Yes, it could ( and actually does) discourage people, because it shows "how much" attention to details the programmer had,.. all those small things like lacking/entirely wrong details on starship models, ugly textures (on starships) etc etc shows me, that those programmers/designers had no clue what they are doing or that they were very unmotivated.
They are obviously not able to create a small routine which checks, if the front of the starship is "clear" or not prior to a warp jump.. what can I expect from them at all?!
Ohh, I know the answer to this one. We can expect that they aren't willing to waste our time with worthless routines and details, like waiting for our ship to turn around before warping out, instead of letting us get back to playing asap. Well, that is as soon as we click 'Yes, I really want to go to the next map'.
honestly a deal breaker? really? Even in a galaxy you can turn away from a planet in about 2 seconds then click exit....its a smaller thing than everyone is making it out to be.

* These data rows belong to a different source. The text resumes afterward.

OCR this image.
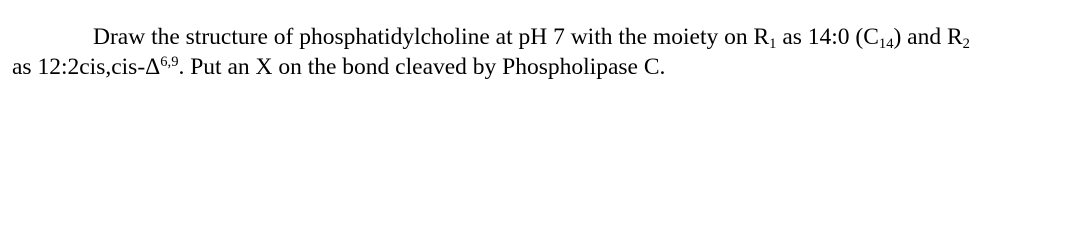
Draw the structure of phosphatidylcholine at pH 7 with the moiety on $R_1$ as 14:0 $(C_{14})$ and $R_2$
as $12:2cis,cis-\Delta^{6,9}$. Put an X on the bond cleaved by Phospholipase C.
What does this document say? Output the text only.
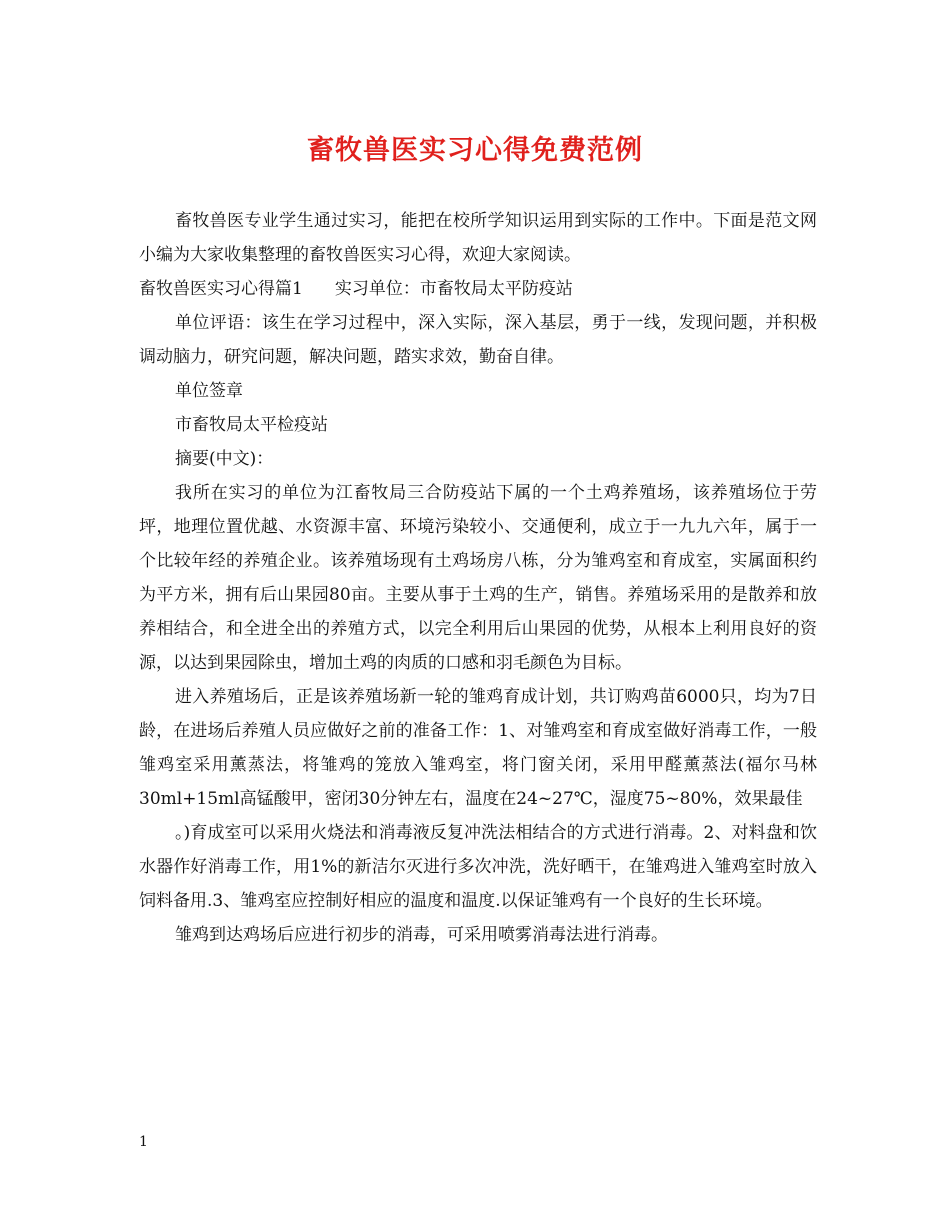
畜牧兽医实习心得免费范例

畜牧兽医专业学生通过实习，能把在校所学知识运用到实际的工作中。下面是范文网小编为大家收集整理的畜牧兽医实习心得，欢迎大家阅读。

畜牧兽医实习心得篇1 实习单位：市畜牧局太平防疫站

单位评语：该生在学习过程中，深入实际，深入基层，勇于一线，发现问题，并积极调动脑力，研究问题，解决问题，踏实求效，勤奋自律。

单位签章

市畜牧局太平检疫站

摘要(中文)：

我所在实习的单位为江畜牧局三合防疫站下属的一个土鸡养殖场，该养殖场位于劳坪，地理位置优越、水资源丰富、环境污染较小、交通便利，成立于一九九六年，属于一个比较年经的养殖企业。该养殖场现有土鸡场房八栋，分为雏鸡室和育成室，实属面积约为平方米，拥有后山果园80亩。主要从事于土鸡的生产，销售。养殖场采用的是散养和放养相结合，和全进全出的养殖方式，以完全利用后山果园的优势，从根本上利用良好的资源，以达到果园除虫，增加土鸡的肉质的口感和羽毛颜色为目标。

进入养殖场后，正是该养殖场新一轮的雏鸡育成计划，共订购鸡苗6000只，均为7日龄，在进场后养殖人员应做好之前的准备工作：1、对雏鸡室和育成室做好消毒工作，一般雏鸡室采用薰蒸法，将雏鸡的笼放入雏鸡室，将门窗关闭，采用甲醛薰蒸法(福尔马林30ml+15ml高锰酸甲，密闭30分钟左右，温度在24~27℃，湿度75~80%，效果最佳

。)育成室可以采用火烧法和消毒液反复冲洗法相结合的方式进行消毒。2、对料盘和饮水器作好消毒工作，用1%的新洁尔灭进行多次冲洗，洗好晒干，在雏鸡进入雏鸡室时放入饲料备用.3、雏鸡室应控制好相应的温度和温度.以保证雏鸡有一个良好的生长环境。

雏鸡到达鸡场后应进行初步的消毒，可采用喷雾消毒法进行消毒。

1
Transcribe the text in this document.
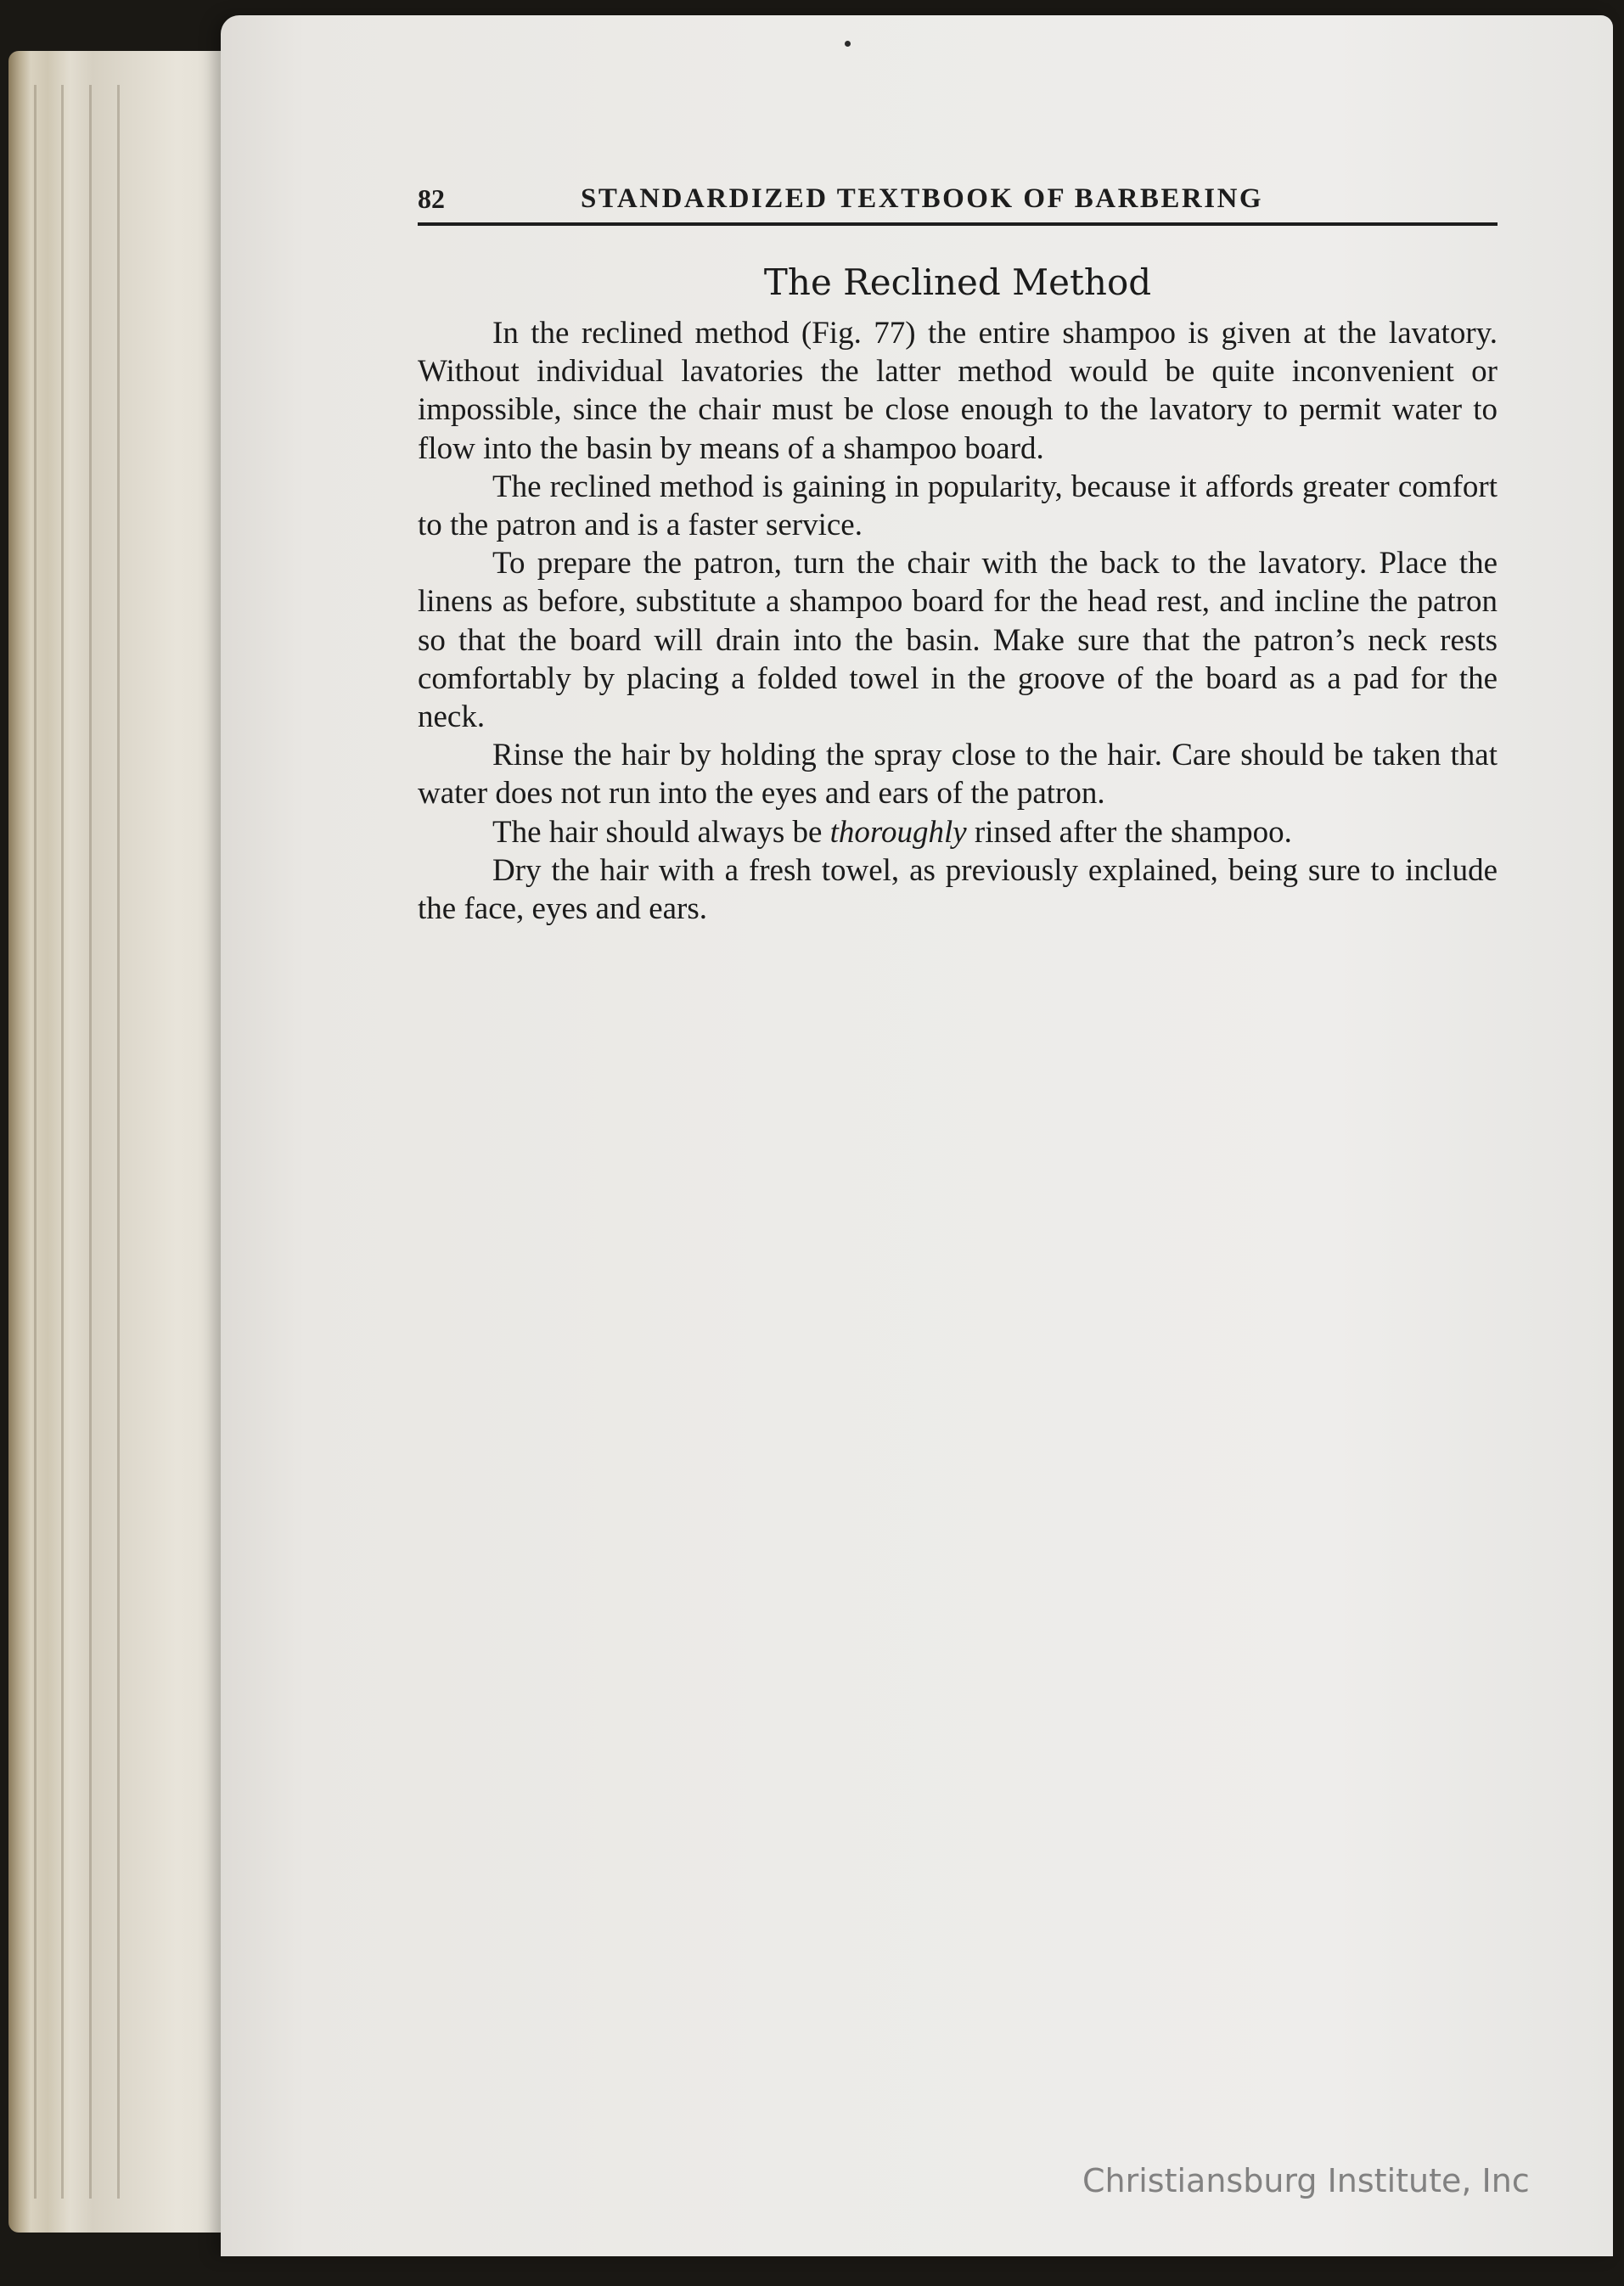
82	STANDARDIZED TEXTBOOK OF BARBERING
The Reclined Method

In the reclined method (Fig. 77) the entire shampoo is given at the lavatory. Without individual lavatories the latter method would be quite inconvenient or impossible, since the chair must be close enough to the lavatory to permit water to flow into the basin by means of a shampoo board.

The reclined method is gaining in popularity, because it affords greater comfort to the patron and is a faster service.

To prepare the patron, turn the chair with the back to the lavatory. Place the linens as before, substitute a shampoo board for the head rest, and incline the patron so that the board will drain into the basin. Make sure that the patron’s neck rests comfortably by placing a folded towel in the groove of the board as a pad for the neck.

Rinse the hair by holding the spray close to the hair. Care should be taken that water does not run into the eyes and ears of the patron.

The hair should always be thoroughly rinsed after the shampoo.

Dry the hair with a fresh towel, as previously explained, being sure to include the face, eyes and ears.

Christiansburg Institute, Inc
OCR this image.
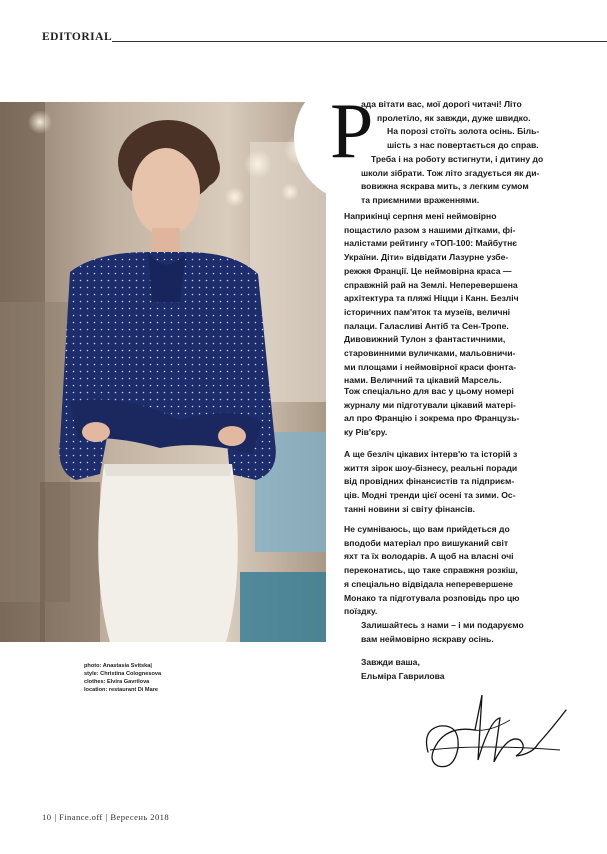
EDITORIAL
Р
ада вітати вас, мої дорогі читачі! Літо
пролетіло, як завжди, дуже швидко.
На порозі стоїть золота осінь. Біль-
шість з нас повертається до справ.
Треба і на роботу встигнути, і дитину до
школи зібрати. Тож літо згадується як ди-
вовижна яскрава мить, з легким сумом
та приємними враженнями.
Наприкінці серпня мені неймовірно
пощастило разом з нашими дітками, фі-
налістами рейтингу «ТОП-100: Майбутнє
України. Діти» відвідати Лазурне узбе-
режжя Франції. Це неймовірна краса —
справжній рай на Землі. Неперевершена
архітектура та пляжі Ніцци і Канн. Безліч
історичних пам'яток та музеїв, величні
палаци. Галасливі Антіб та Сен-Тропе.
Дивовижний Тулон з фантастичними,
старовинними вуличками, мальовничи-
ми площами і неймовірної краси фонта-
нами. Величний та цікавий Марсель.
Тож спеціально для вас у цьому номері
журналу ми підготували цікавий матері-
ал про Францію і зокрема про Французь-
ку Рів'єру.
А ще безліч цікавих інтерв'ю та історій з
життя зірок шоу-бізнесу, реальні поради
від провідних фінансистів та підприєм-
ців. Модні тренди цієї осені та зими. Ос-
танні новини зі світу фінансів.
Не сумніваюсь, що вам прийдеться до
вподоби матеріал про вишуканий світ
яхт та їх володарів. А щоб на власні очі
переконатись, що таке справжня розкіш,
я спеціально відвідала неперевершене
Монако та підготувала розповідь про цю
поїздку.
Залишайтесь з нами – і ми подаруємо
вам неймовірно яскраву осінь.
Завжди ваша,
Ельміра Гаврилова
photo: Anastasia Svitska|
style: Christina Colognesova
clothes: Elvira Gavrilova
location: restaurant Di Mare
10 | Finance.off | Вересень 2018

Like I said, it's more of a deal for people who aren't playing the game. For those who are playing, it's kind of a pain to explain to your friends who are watching you play that there's a perfectly logical reason why you don't collide with the big, round thing when you warp towards it.
star trek IP is old. therefore their FTL travel theories are also old. ever look out the window when a ship is in warp, stars are just flying by, consider how utterly fast a ship is moving if a star <insert really big number> billions of AU'saway zip along at a diagonal view forward to a diagonal view backward it makes u wonder why they dont crash into planet if they werent able to fly right through them in the first place.
They dont hit planets and stars while i warp because they dont come anywhere near any objects of that size. The distance between large objects in space is so vast a course could be plotted easily without having to worry about that. And the deflector dish handles the smaller stuff.